Everything seems to be so ideally based for him. I just want something real based on reality. It seems like, connection for him is all about everything being happy. like a concept.
I know exactly what you mean. My partner does this too; it is like he's got an idea now about what he'd like from the relationship, but doesn't have enough information about what this stuff looks like in practice so he can't fill in the gaps. He just says, "I wish it could be like THIS" and the "THIS" is always sort of vague and generally something that he's not too good at himself or doesn't have a lot of experience with.
That kind of dialogue comes across as blaming to me and I don't know that he always means it that way. For example, he made a comment about how there is not much non-sexual affection in the relationship... I was sort of surprised by this because I feel like I go out of my way to sit next to him, hold hands, etc. even when he is unable to do more, so I asked him for what specifically he feels is missing.

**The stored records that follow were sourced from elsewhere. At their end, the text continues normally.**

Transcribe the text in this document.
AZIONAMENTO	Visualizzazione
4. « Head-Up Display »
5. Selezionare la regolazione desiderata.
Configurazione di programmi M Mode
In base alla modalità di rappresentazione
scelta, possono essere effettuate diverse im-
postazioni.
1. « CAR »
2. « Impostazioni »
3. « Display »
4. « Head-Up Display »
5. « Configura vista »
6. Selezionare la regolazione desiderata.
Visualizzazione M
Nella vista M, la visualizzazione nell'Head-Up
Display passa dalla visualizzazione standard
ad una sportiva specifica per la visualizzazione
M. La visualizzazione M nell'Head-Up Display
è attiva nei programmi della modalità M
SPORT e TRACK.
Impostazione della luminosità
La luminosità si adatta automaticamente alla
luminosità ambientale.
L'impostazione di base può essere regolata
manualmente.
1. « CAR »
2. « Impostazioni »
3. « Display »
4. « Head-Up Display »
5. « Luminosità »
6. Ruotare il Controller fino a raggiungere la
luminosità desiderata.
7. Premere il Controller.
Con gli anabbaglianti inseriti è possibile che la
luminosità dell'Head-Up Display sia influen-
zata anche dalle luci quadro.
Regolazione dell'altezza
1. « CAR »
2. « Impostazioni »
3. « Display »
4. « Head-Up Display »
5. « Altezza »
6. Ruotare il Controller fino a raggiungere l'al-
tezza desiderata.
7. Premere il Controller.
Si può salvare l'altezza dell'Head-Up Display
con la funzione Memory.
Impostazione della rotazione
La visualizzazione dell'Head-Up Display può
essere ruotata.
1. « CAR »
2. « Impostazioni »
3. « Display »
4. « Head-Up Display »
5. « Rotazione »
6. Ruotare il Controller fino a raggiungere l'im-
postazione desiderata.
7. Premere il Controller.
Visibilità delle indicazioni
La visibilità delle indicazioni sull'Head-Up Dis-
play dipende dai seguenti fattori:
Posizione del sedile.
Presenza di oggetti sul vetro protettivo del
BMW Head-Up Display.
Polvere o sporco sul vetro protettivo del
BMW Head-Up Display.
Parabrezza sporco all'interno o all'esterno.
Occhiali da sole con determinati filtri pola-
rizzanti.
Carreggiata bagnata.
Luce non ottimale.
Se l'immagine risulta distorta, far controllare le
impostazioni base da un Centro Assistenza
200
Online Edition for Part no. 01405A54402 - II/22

Long story short-- what he meant was, he wishes that we could share more acts of affection that don't instantly mean "sex" in his mind. Well I can't fix that! He avoids any kind of affectionate contact with me when he's feeling like he's not able to be intimate, because, no matter how many times I say "holding hands is not leading me on" he feels like there is a point of no return after which he will not be able to say no.
I feel terrible about that but there is not much I can do to fix it except keep loving him and respecting his limits.
So what he really meant by "I would like us to have more affection in our relationship" was "I wish I could experience some of this differently"-- maybe this is like where your boyfriend is at with feeling "happy" in the relationship? Not that he wants you to be someone else, but he wants to have a new lens, so to speak.